As of September 2005, the GO contains approximately 20,000 terms of which 6,300 terms are associated with genes/transcripts in one or more of the GeneNetwork databases. Approximately 700 high level GO terms will return well over 200 hits. It is therefore useful to select more specific GO terms that return 100 or fewer transcripts or genes. GO search ID numbers can be used together with other search parameters (OR and AND Booleans by using the ANY and ALL fields).
Multiple Database Searches, GET commands, and Scriptable Interface Queries
Multiple database searches: It is possible to retrieve expression estimates for a single gene from many databases simultaneously by pasting a Search command into the URL entry field of your browser. Use syntax below but replace **** with the gene symbol, and decide whether you want to search rat or mouse databases (default is mouse). You can also specify a tissue (default is all tissues). The final &alias=1 arguement will search for the official symbol AND all known aliases.
- http://gn1.genenetwork.org/webqtl/main.py?cmd=sch&species=(rat or mouse)&tissue=(cerebellum or striatum or brain or hsc or fat or kidney)&gene=****&alias=1
Other GET commands
A GET command is a simple data request that takes the form of an odd looking URL address. For more details on the many allowed GET commands used by the GeneNetwork please see the Scriptable Interface overview. The Scriptable Interface is designed primarily to handle queries from other databases and web services, but you can also use this method as a quick way to generate more comprehensive output files. For example, if you need to review the complete list of correlations of Huntingtin (probe set 1425969_a_at_A) with all 45137 expression traits in the INIA Brain mRNA M430 (Apr05) PDNN database then you would paste this particular GET command in the URL box of your browser:
&sort=pvalue (Please note that this type of query may take several minutes and will not accompanied with a progress bar.)
To obtain a complete list of the database abbreviations, including databases listed on the BETA site links to http://gn1.genenetwork.org/cgi-bin/beta/main.py?cmd=help.
To completely avoid learning the structure of GET commands, the GeneNetwork also has a Simple Query Interface mentioned already once above (look under the Search menu). This interface assembles the GET command for you. All you need to do is select parameters.

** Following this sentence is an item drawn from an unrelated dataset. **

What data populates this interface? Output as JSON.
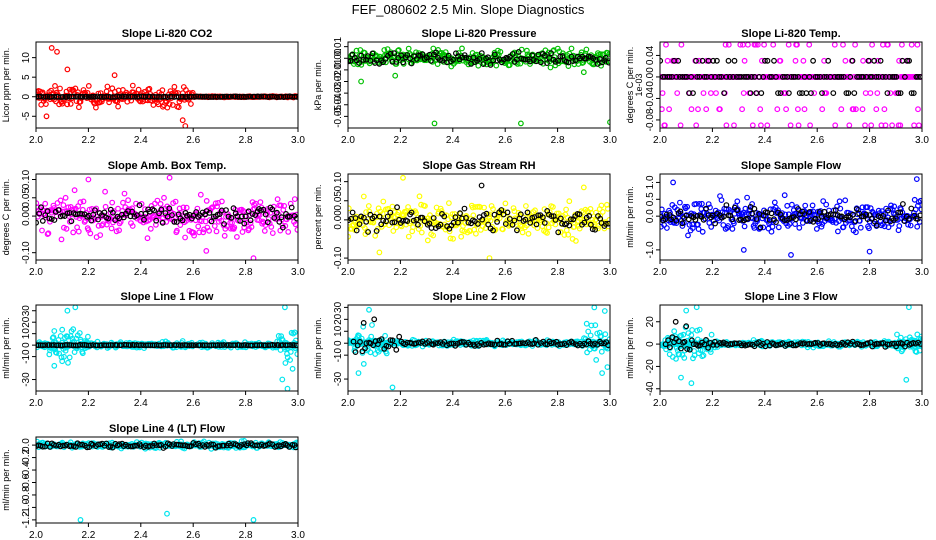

The size of a GeneNetwork database can be determined by entering a single * in either search field.
Administrators and Curators: The command Flag=N searches for records in which a review request flag value has been entered. 0 = unmodified due to data conflict or overwrite risk, 1 = excellent BLAT score of probe set and no known problem, 2 = poor BLAT score requiring verification, 3 = potentially serious probe set position or identification problem requiring further curation or caution.